Invest 93L has had a pretty nice low-level circulation (LLC) going for a day or so now– the problem is everyone’s been worried about the convection south of Jamaica trying to develop a mid-level swirl when our LLC had been a couple hundred miles to the SW.

93L #1

93L #2

This afternoon it looks like our convection is propagating towards our LLC and our LLC is even retrograding back towards the height falls caused by the convection. A symbiotic relationship that can only happen in a wonderfully low shear environment!

93L #3

Speaking of shear, we can see the storm’s in a bulls-eye for low 850-200 mb shear (yellow contours, low numbers means less shear = good for tropical cyclone development since the warm core can become vertically stacked). Broad (albeit weak) area of satellite derived cyclonic vorticity in the area (orange contour) which is a good sign as well. However, strong sheer exists across the Yucatan channel (20, 30, 40 m/s yellow contours at the top of the images). Unfortunately for potential Alex or fortunately for Gulf residents, this is really the only conceivable path a landfalling system could follow if it were to develop and make it into the Gulf as anything of any substance. Two models (GFS and CEM) I quickly looked at don’t lift this shear out of the area anytime soon (see below, the pink colors across southern Gulf and Cuba — the two images are for Friday night, but there’s not a whole lot of movement through day 3). Although a few models really blow this system up and show a landfalling cyclone in LA/MS, I just can’t see that unless the models are doing a bad job of the synoptic environment (and they theoretically should have a much better handle on that than the actual cyclogenesis). Should the storm follow the dynamical models that move it NW, any deep convection will be quickly sheared away and the central dense overcast (CDO) will separate from the LLC.

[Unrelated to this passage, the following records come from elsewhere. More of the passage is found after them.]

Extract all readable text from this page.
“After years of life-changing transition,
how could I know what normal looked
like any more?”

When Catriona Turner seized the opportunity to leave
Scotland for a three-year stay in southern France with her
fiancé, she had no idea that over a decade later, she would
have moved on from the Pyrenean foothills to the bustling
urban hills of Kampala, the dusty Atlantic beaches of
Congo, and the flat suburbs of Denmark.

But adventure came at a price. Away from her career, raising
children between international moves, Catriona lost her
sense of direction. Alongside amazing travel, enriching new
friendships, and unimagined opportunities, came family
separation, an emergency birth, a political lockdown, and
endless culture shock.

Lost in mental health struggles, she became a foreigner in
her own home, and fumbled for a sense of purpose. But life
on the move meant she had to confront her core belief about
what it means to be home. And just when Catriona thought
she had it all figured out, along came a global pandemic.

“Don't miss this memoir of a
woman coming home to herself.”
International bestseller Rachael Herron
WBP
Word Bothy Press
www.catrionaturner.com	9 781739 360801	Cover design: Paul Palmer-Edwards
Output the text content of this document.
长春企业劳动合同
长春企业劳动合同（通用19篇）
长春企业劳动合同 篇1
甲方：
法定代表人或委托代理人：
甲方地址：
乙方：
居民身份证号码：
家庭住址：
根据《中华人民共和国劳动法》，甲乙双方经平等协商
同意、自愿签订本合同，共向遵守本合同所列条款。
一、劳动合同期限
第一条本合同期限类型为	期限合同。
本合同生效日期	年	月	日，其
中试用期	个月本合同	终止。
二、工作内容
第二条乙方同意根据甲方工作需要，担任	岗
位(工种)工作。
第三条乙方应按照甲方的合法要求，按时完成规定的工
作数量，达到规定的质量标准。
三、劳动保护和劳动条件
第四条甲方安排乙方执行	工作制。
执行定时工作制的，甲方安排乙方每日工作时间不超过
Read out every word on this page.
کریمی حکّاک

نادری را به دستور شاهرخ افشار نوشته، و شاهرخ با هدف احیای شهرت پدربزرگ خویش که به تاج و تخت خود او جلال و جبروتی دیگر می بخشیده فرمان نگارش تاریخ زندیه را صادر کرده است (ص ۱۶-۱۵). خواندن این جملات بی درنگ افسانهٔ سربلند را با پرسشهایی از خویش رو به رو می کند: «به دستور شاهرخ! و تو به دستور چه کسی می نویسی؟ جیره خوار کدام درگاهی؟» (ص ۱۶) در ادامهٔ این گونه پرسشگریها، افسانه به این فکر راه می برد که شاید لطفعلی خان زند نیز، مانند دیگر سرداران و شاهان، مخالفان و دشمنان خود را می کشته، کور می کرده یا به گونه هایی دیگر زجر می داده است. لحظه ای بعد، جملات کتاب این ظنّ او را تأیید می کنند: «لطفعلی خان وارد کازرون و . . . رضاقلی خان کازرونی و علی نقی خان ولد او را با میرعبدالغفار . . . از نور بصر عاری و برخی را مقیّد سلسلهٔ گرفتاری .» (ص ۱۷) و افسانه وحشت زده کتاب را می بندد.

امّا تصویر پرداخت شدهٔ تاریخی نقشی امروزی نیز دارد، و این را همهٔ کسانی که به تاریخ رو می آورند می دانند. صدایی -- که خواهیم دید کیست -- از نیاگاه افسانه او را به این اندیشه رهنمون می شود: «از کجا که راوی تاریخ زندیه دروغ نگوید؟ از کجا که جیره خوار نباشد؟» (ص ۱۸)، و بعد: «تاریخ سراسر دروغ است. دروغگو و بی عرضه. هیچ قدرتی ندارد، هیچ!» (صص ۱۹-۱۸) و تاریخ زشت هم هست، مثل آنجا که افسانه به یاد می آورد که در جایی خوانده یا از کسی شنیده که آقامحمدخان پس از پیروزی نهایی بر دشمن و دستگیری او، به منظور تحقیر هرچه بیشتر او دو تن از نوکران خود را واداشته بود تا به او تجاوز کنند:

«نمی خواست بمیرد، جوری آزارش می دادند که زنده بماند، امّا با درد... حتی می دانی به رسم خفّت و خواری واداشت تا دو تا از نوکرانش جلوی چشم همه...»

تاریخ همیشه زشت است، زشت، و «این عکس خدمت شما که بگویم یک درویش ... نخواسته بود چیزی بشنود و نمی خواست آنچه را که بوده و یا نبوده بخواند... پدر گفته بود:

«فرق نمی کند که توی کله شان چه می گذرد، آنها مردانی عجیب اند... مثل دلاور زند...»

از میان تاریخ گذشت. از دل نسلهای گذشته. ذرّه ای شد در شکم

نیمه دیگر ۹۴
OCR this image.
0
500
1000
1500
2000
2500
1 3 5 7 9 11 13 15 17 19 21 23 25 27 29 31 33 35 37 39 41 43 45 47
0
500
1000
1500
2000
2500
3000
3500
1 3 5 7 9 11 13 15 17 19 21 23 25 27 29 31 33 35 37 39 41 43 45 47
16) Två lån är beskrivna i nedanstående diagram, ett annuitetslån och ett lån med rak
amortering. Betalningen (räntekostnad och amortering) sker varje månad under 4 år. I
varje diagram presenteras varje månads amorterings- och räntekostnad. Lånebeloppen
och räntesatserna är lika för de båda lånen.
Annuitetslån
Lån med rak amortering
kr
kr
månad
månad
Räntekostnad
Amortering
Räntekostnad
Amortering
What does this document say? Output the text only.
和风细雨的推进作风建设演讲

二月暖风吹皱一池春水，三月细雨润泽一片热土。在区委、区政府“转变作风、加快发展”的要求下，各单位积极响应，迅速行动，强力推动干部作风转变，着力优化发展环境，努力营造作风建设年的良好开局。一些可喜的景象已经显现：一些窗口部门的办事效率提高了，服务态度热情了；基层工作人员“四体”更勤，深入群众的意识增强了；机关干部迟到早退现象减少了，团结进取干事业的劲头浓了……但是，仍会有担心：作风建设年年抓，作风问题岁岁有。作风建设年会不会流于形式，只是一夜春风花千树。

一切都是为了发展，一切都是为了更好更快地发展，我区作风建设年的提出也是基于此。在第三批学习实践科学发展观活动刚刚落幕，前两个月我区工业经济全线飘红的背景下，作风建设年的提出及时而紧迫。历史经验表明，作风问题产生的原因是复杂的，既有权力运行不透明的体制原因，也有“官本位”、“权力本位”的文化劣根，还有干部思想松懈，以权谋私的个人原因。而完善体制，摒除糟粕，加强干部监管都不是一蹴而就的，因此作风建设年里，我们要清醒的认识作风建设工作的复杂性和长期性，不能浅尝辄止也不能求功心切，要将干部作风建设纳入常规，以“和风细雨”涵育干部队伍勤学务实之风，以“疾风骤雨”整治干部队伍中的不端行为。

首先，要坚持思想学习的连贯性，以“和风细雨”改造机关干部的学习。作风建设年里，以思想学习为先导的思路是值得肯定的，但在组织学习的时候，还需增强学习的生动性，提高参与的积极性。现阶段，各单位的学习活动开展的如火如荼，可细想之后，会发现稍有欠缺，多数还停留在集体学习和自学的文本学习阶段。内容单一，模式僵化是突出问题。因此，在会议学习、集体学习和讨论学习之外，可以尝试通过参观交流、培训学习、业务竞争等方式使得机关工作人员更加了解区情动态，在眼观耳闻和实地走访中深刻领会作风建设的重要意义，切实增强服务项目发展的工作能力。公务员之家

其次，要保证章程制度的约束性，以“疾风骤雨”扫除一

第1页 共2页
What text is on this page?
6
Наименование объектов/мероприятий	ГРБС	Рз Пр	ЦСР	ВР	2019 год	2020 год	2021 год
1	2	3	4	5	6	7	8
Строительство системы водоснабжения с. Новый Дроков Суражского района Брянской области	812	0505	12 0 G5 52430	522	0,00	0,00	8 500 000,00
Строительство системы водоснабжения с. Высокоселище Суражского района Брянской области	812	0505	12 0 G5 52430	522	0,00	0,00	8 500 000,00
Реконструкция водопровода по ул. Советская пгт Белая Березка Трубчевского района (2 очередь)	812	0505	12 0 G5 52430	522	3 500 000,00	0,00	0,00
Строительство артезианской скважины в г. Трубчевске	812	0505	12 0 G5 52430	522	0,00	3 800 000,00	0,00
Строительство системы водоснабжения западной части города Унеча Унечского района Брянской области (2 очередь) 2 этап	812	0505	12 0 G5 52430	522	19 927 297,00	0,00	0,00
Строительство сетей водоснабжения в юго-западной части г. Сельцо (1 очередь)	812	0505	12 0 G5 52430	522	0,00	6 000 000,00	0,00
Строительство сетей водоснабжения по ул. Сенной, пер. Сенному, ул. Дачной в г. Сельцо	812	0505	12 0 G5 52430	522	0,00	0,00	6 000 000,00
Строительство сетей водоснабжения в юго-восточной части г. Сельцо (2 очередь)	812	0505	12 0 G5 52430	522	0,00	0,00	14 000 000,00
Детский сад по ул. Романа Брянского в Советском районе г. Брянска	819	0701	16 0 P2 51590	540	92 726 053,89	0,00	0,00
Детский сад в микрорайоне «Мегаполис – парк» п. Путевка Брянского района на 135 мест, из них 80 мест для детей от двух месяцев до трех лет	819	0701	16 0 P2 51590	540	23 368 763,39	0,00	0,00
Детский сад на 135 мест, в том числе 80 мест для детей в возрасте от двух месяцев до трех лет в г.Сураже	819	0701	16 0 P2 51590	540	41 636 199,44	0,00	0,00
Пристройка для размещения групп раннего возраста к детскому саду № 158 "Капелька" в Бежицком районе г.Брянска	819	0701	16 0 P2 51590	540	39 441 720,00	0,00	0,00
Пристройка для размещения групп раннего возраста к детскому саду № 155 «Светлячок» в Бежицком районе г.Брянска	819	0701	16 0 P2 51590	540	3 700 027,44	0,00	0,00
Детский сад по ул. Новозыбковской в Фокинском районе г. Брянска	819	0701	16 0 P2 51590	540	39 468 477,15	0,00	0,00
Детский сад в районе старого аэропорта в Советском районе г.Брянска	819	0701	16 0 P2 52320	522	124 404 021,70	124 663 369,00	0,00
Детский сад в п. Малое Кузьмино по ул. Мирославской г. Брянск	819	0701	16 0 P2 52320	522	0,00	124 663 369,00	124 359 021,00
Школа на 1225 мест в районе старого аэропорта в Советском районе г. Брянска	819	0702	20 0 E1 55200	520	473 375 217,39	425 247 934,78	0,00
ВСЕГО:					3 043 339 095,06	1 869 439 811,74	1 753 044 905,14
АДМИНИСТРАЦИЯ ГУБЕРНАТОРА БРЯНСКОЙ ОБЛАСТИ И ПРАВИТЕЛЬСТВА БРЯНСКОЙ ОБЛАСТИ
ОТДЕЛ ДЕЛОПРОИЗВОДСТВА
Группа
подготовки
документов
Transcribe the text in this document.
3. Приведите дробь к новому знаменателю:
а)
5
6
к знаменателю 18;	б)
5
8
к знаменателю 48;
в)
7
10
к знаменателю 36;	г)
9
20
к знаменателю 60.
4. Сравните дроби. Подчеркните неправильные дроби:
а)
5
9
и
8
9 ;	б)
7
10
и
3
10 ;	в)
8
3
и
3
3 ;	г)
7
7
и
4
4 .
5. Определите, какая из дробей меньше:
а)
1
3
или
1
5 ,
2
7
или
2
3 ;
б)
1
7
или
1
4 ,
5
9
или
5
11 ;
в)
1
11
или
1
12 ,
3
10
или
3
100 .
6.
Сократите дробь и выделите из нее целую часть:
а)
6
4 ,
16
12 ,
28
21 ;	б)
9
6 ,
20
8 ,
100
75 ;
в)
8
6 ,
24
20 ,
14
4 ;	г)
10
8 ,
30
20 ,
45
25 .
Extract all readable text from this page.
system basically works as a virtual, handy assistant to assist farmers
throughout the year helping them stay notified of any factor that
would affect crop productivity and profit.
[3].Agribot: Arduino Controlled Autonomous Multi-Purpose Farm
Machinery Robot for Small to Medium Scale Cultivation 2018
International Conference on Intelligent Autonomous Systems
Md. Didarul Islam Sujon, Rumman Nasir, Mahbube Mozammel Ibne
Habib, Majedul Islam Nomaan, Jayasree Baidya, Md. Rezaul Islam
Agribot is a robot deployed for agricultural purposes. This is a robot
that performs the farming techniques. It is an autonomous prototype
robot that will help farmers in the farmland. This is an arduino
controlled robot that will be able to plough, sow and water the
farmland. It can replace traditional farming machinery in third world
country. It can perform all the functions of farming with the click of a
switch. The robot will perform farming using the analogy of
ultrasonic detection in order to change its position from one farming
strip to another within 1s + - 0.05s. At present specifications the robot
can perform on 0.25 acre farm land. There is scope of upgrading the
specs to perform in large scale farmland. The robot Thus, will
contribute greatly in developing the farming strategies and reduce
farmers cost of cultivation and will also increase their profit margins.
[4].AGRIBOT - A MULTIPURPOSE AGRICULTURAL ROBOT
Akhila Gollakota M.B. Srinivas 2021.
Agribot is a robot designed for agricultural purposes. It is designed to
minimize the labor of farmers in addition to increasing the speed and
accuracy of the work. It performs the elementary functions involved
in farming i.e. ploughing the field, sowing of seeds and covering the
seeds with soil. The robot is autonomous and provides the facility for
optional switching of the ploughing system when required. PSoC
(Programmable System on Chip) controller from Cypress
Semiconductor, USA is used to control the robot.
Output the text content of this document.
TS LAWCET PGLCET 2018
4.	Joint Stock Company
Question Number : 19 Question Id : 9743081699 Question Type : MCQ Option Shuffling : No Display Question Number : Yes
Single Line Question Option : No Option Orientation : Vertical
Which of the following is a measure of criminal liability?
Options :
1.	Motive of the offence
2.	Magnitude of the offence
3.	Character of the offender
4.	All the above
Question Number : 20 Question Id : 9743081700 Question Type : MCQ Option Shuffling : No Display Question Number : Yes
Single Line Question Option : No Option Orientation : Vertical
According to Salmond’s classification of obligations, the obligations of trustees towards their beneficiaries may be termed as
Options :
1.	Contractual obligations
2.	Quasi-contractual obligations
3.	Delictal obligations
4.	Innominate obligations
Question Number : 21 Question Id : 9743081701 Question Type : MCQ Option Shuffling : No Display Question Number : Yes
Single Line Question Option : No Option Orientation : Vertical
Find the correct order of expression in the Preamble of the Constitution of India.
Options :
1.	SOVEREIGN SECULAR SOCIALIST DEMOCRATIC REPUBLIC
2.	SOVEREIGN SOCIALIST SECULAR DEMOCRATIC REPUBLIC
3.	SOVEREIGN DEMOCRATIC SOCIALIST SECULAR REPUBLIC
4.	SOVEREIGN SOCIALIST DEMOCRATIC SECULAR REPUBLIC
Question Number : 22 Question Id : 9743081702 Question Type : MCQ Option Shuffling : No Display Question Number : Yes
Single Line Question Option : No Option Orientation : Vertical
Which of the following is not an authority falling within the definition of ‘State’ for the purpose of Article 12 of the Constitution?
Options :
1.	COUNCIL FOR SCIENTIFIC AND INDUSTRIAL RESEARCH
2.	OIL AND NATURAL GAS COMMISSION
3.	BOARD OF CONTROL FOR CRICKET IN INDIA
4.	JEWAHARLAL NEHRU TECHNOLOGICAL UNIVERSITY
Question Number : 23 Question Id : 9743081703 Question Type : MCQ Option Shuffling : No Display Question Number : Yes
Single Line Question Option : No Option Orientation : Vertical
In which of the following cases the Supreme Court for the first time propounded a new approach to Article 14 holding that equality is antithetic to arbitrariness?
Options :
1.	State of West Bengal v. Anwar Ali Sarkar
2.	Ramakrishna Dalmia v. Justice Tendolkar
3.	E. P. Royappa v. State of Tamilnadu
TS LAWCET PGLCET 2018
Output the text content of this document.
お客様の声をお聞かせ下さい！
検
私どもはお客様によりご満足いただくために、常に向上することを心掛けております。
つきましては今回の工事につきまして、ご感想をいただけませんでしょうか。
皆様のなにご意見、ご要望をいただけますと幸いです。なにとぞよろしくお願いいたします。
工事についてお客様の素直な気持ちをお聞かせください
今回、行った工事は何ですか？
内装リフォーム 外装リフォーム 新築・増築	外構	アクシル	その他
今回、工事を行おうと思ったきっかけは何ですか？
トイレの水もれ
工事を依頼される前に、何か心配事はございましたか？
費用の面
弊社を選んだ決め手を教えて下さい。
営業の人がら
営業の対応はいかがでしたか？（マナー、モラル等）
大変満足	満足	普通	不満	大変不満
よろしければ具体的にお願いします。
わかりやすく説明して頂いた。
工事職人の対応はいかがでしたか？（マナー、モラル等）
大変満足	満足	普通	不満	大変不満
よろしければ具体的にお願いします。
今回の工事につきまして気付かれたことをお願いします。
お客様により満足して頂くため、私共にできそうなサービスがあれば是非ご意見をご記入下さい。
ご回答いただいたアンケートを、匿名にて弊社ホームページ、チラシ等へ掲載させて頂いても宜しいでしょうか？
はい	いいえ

It’s only bet for survival (if the models verify) would be to trek southward (weaker storms are more easily steered by low-level flow anyways) across the Yucatan and into the Bay of Campeche. With this track, it’s unlikely a cyclone could spend enough time over open water to really maintain any symmetric core.

93L #4

93L #5

So we might have TD1 or even Alex in the next 24-48 hours. However, unless I see otherwise, I’m highly skeptical of the “doom and gloom” potential SOME people are already trying hard to pick up on. Whatever is forming, it looks highly probably we’ll see it cross the Yucatan, emerge in the Bay of Campeche, and then likely move inland over central Mexico a few days later.